Kapitel 2
von Johannes Herbst
Mit einem Tritt ließ Pascal das blankgeschrubbte Metall des Geschirrschranks vibrieren und verabschiedete sich mit einem lauten „Fuck“ aus der Küche. Kurz drehte er sich noch einmal um, riss sich das Haarnetz vom Kopf und schmiss es mit einem „Wichser!“ auf den Lippen Richtung Ernesto. Erschöpft landete das dünne Netz nach kurzem Flug auf dem Boden. Pascal stapfte fluchend durch den Gang. Der scheppernde Schall der zugeschmissenen Außentür wurde bis in die Küche getragen. Alle wendeten ihren Blick vom Flur ab und bündelten ihn bei Ernesto, der immer noch in den leeren Gang stierte. Ein zähflüssiges Schweigen hatte sich über die Küchencrew gelegt, nur in einer Ecke blubberte das Gulasch unregelmäßig. Nach mehreren Augenblicken war es Lea, die mit einem zaghaft fragenden „Ähm, Chef?“ die Luft wieder auflockerte. „Soll ich mal nach Pascal gucken?“ Die gesamte Mannschaft blieb immer noch in der Beobachtung Ernestos verharren. Langsam hob dieser seinen Arm und fing an, an seinem Schnurrbart zu ziehen. Seine Hand zitterte leicht. „Lass ihn! Ist seine Zukunft!“ Ernesto schaute in die Runde „Was los mit euch! HopHop! Ihr sollt ihr nicht glotzen, sondern kochen!“ Bewegung kam in die Runde und ein leichtes Gemurmel rollte an. Nach nicht mal zwei Minuten war die Küche wieder befüllt mit ihrem typischen Klappern, Brutzeln, Sprudeln, Klirren, Fiepsen und Gemecker.
Ernesto nahm die letzte Kabine an der Wand. In die ging er immer. Und wenn die Toilette etwas voller und die Kabine nicht direkt frei war, tat er immer so, als ob er in ein Urinal pinkelte und kam dann eine viertel Stunde später wieder. Im Moment war er allein in dem Herren-WC. Er schloss die Kabinentür hinter sich und rüttelte zweimal zur Sicherheit. Dann knöpfte er sich langsam seine Kochjacke auf und hing sie auf den dafür vorgesehenen Haken an der Wandseite. Aus der Innentasche der hängenden Jacke nahm er einen angefangenen Tablettenblister und drückte zwei ovale Pillen in die rechte Hand. Er steckte die Packung wieder zurück.
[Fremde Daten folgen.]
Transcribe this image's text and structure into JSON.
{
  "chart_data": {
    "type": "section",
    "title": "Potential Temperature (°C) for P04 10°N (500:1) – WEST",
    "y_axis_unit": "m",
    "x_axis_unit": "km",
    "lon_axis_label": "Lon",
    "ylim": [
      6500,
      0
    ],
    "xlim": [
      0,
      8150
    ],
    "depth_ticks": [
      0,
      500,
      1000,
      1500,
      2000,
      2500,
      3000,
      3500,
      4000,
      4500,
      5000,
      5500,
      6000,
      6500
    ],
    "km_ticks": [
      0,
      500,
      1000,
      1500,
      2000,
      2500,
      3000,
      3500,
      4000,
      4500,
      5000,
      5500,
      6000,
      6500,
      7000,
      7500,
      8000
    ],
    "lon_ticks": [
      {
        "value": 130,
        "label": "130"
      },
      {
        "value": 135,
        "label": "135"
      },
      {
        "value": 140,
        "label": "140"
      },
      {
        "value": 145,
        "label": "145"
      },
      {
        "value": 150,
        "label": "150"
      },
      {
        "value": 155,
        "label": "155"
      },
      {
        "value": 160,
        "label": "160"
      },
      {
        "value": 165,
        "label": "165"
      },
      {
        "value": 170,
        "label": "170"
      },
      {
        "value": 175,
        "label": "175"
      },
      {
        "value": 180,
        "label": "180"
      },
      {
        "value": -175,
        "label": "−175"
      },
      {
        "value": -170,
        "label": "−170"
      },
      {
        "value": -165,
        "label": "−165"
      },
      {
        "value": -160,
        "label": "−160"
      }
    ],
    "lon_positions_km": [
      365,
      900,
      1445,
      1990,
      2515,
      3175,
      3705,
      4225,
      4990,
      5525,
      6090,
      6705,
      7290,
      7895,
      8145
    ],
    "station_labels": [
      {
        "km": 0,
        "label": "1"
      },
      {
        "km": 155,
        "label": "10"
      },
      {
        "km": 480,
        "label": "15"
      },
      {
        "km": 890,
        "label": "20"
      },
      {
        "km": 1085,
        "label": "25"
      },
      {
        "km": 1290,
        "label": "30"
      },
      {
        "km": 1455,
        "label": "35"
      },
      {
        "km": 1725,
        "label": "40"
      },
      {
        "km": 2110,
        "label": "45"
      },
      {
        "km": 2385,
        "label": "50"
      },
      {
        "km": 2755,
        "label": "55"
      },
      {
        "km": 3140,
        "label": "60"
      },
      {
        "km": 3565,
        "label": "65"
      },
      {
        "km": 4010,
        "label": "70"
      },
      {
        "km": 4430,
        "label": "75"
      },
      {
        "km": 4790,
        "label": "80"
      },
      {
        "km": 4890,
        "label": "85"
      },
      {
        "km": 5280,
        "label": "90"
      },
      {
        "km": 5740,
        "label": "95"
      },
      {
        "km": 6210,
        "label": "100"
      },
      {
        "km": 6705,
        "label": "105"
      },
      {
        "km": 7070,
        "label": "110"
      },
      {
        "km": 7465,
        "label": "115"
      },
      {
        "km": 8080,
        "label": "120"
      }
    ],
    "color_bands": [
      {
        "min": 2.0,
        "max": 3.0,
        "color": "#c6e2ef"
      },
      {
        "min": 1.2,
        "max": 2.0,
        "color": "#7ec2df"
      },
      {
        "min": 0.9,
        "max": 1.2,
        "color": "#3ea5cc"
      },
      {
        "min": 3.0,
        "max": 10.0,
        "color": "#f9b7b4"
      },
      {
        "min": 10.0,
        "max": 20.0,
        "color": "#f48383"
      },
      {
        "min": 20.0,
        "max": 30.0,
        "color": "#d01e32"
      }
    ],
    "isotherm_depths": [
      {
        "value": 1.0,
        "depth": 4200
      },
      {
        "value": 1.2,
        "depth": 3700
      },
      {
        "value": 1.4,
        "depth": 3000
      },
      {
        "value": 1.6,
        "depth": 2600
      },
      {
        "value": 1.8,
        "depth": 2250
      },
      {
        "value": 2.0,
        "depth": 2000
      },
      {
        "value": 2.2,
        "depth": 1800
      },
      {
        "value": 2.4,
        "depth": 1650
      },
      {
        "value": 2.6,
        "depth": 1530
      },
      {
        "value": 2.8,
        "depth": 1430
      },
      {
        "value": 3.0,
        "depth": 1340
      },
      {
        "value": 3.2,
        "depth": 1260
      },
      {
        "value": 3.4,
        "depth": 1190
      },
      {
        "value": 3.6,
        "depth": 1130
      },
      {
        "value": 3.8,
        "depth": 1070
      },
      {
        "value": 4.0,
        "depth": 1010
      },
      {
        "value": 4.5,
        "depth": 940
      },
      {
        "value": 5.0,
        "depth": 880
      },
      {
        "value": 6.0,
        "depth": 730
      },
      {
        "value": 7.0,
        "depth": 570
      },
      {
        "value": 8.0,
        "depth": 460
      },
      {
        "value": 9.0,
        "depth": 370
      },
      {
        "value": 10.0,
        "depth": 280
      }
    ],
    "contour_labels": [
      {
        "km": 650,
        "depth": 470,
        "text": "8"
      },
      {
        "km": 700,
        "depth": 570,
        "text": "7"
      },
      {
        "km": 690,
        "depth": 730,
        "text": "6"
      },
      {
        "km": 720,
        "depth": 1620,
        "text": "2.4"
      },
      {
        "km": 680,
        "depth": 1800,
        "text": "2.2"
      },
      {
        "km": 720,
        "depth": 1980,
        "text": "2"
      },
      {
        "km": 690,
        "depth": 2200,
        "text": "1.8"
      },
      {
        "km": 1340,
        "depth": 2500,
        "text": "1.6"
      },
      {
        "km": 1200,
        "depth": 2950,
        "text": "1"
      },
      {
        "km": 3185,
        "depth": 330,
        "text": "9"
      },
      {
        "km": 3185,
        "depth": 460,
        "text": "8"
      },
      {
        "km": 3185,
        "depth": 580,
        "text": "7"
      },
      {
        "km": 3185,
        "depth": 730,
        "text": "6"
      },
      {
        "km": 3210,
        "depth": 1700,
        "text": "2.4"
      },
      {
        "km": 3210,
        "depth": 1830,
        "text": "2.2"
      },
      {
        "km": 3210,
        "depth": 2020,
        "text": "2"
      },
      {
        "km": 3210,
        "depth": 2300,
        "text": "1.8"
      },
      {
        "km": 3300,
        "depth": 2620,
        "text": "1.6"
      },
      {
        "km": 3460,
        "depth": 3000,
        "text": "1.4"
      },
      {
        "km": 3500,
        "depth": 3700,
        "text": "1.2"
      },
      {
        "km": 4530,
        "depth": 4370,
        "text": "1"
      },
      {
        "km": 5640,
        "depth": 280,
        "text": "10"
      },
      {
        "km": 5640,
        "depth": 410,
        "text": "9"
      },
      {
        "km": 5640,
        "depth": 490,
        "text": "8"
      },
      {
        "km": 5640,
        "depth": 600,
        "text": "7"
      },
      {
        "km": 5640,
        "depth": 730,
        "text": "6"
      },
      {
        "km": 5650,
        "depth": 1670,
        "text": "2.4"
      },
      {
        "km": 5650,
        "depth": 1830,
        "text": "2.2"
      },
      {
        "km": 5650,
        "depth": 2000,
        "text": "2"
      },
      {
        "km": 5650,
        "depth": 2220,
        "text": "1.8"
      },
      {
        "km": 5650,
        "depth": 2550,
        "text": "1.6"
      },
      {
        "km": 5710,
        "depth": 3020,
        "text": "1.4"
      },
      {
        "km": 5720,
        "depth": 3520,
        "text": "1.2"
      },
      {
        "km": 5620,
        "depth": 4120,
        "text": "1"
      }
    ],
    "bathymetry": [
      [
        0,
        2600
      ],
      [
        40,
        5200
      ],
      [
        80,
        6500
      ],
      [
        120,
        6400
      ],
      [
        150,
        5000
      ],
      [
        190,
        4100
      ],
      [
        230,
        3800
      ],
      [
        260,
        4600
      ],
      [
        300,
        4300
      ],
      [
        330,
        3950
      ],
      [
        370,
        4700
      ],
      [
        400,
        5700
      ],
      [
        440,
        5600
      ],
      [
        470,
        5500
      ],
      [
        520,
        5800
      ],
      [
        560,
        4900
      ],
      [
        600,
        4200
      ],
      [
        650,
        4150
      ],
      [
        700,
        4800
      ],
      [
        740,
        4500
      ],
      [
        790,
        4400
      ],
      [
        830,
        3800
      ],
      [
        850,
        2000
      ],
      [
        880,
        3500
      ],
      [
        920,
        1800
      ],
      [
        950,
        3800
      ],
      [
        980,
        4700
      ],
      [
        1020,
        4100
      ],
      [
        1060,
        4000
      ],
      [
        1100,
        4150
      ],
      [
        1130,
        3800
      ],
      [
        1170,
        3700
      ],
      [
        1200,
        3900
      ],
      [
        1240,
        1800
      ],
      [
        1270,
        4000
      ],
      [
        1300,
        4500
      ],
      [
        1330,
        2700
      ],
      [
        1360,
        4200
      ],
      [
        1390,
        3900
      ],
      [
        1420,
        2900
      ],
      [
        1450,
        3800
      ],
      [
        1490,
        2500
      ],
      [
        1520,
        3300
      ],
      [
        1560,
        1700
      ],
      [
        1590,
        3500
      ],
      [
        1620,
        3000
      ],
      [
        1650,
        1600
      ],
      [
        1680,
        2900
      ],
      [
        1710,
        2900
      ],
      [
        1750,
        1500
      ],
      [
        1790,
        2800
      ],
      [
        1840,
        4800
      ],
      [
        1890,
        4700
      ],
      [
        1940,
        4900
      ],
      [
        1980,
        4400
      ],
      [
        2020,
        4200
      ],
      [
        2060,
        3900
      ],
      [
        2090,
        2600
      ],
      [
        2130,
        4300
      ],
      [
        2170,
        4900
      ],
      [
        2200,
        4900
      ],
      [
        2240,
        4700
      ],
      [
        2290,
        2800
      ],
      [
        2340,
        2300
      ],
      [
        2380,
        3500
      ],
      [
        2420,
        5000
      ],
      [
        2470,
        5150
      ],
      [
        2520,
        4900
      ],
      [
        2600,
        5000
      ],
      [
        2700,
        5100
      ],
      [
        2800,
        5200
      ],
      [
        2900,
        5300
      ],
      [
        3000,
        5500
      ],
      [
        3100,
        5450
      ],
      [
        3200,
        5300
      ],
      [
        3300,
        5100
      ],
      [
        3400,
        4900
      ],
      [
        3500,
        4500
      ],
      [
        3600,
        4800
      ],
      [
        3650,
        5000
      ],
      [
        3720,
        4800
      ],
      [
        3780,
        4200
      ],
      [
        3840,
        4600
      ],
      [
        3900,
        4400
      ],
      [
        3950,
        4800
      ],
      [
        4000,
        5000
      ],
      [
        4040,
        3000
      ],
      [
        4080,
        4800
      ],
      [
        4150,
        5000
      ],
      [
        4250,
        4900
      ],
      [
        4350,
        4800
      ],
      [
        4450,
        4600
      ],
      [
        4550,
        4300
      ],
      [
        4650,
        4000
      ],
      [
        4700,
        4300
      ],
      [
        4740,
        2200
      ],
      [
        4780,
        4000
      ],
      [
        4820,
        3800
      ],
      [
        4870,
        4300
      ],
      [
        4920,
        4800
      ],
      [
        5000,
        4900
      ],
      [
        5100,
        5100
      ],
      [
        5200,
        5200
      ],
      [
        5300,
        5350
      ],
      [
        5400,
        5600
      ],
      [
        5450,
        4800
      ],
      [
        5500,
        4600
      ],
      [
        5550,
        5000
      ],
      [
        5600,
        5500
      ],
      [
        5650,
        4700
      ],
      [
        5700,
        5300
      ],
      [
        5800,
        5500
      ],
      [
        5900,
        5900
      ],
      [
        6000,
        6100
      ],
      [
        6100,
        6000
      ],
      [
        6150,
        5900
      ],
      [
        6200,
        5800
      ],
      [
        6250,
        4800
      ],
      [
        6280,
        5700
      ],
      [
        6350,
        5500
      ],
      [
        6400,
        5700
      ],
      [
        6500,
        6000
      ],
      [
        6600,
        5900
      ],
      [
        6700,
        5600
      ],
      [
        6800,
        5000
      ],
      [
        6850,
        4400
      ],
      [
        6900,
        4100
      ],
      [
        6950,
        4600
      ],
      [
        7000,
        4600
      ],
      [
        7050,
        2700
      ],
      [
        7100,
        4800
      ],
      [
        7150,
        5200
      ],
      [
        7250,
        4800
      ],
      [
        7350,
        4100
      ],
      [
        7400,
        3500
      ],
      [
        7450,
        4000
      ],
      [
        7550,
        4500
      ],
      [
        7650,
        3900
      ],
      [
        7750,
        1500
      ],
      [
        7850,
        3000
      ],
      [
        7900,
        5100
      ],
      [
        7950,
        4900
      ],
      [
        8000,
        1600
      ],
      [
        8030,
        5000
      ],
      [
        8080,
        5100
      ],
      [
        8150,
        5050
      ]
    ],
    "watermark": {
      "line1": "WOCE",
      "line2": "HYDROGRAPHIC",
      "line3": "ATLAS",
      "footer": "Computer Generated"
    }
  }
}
Mit der freien Hand drückte er leicht auf die Stelle in der heute Morgen der Korkenzieher steckte. Das Gefühl eines blauen Flecks stach durch seinen Oberarm. Aber anscheinend wurde nicht fest genug zugestochen, nicht tief genug verletzt. Wenn er seine Verletzung in Ruhe ließ, dann spürte er sie kaum. Dann wühlte er nochmal in seiner Jackentasche, kramte die Tabletten wieder heraus und drückte sich noch einen weiteren, grünlich ovalen Punkt in die Hand. Mit einer schnellen Handbewegung schmiss er sie förmlich in seinen Mund und schluckte sie trocken herunter.
Dann öffnete er seinen Gürtel, quetschte den Knopf durch den Schlitz und zog sich, mit dem Daumen in die Unterhose greifend, beide Hosen auf einmal nach unten. Mit einem Stück Klopapier wischte er einmal über den Rand und setzte sich dann auf die Schüssel. Stress schlug ihm immer auf den Magen.
Zunächst saß er da und wartete. Er musste, aber von alleine regte sich noch nichts. In kleinen Stößen begann er zu pressen. Immer wieder spannte er seinen Bauch an und ließ wieder los. Die Phasen der Anspannung erhöhten sich. Seine Augen begannen zu tränen und er verspürte einen dumpfen Druck in ihnen. Ein leichtes Stöhnen quoll aus ihm hoch. Quietschend quetschte sich ein Furz zwischen den dicken Backen hindurch. Dann krachte es und in einem Stoß sprenkelte er die weiße Keramik hellbraun. Ein weiterer Schwall sprutzte in die Toilette. In kleinen Abständen suppte es tröpfelnd in das Toilettenwasser. Mit Schweiß auf der Stirn kam Ernesto ins Schnaufen. „Alles ok bei dir?“ Neben ihm war jemand in die Kabine gekommen und er hatte es nicht bemerkt. Schlimmer war, dass die Stimme die einer Frau war.